まるで氷の中に命を閉じ込めたかのような、そんな趣きがあった。
「……それにしてもよく出来てんな。本物の人間みてぇだ」
金色の、光の色をした髪に触れてみる。材質は人工物だが、指通りは滑らかだ。冷たい頭皮に指が触れる。
そしてやはり瞳が目を惹いた。緑に近い、ブルーの瞳。
……美しい。
奥に見える虹彩の模様は均一でなく、細かく不規則に、絶妙な塩梅で施されている。素材はガラスのはずだが、あたかも本物の瞳のようだ。
……そういえば、店主が目のギミックがどうとか言っていた気がする。
レオリオは指の腹で、人形の瞳の上に触れる。押し出されるように数ミリ出て来た瞼を、下に下ろす。
カシャリ。
「お、閉じた」
碧い瞳が瞼に隠れた。スリープ・アイという仕組みだったか。
こうしてみると、本当に人間が目を閉じて眠っているかのようだ。
もう一度指をスライドして、レオリオは人形の目を瞬きさせてみたが、あまりいじると可哀想な気がしたのでそれきりでやめにした。
衣装は何をイメージしたものなのだろうか、そういったことを、あの店主からはほとんど聞かなかったことに思い至る。
借り物を床に無造作に置いておくのも良くないので、レオリオは人形をソファに移動させた。

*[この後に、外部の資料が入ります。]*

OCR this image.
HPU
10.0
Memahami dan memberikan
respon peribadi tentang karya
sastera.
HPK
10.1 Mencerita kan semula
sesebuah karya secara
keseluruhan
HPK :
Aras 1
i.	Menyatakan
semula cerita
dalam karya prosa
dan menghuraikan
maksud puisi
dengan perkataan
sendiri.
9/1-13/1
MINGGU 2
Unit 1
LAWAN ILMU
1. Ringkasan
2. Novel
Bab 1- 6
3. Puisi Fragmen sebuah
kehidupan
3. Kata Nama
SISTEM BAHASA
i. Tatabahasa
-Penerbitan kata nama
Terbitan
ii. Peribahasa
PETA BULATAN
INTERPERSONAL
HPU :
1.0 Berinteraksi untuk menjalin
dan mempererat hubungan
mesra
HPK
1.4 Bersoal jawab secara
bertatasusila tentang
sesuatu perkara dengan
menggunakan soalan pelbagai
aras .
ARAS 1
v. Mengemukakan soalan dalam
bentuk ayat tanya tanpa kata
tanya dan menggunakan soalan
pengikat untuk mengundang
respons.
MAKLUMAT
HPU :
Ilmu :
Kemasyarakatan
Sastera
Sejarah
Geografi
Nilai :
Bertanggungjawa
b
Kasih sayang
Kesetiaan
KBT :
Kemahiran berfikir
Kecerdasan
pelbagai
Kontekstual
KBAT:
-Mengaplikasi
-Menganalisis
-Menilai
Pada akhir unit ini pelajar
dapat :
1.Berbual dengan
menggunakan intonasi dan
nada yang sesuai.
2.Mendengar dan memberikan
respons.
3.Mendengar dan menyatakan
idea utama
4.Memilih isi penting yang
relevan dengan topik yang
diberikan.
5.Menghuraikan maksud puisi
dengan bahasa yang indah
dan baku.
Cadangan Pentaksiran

生活感溢れる居住まいに人形があるのも奇妙な光景だが、まあいいだろう。
空箱に緩衝材を仕舞い、レオリオは晩飯の用意をすることにした。
その日の夜中、レオリオは目を覚ました。
薄暗い天井を眺めた後、目を開けたまま寝返りを打つ。
視界の奥で、カーテンが白いドレスの様に、風に揺れて踊っていた。
月の光が明るい。
「……あれ?」
何故、窓が開いているのだろうか。
レオリオは起き上がった。虫が入るからと、窓は寝る前に閉めたはずだ。
窓辺に、人影が立っていた。
「……だれだ?」
人影はこちらを背にして、月の光を浴びていた。
泥棒か? 一瞬警戒するが、すぐに違うようだと気付く。
短い金の髪が、青白い光に照らされ、なびいている。
あの人形だった。人形が、窓際に立っている。
まるで、生きているかのように。
人形がゆっくりと、こちらを振り向く。
途端に、レオリオは魔力に支配されたかのように動けなくなる。
時が止まったように、二人は見つめ合う。
立ち尽くすレオリオを、人形の二つの瞳が見据える。
月明かりの中、人形の瞳は片目だけが赤く光っていた。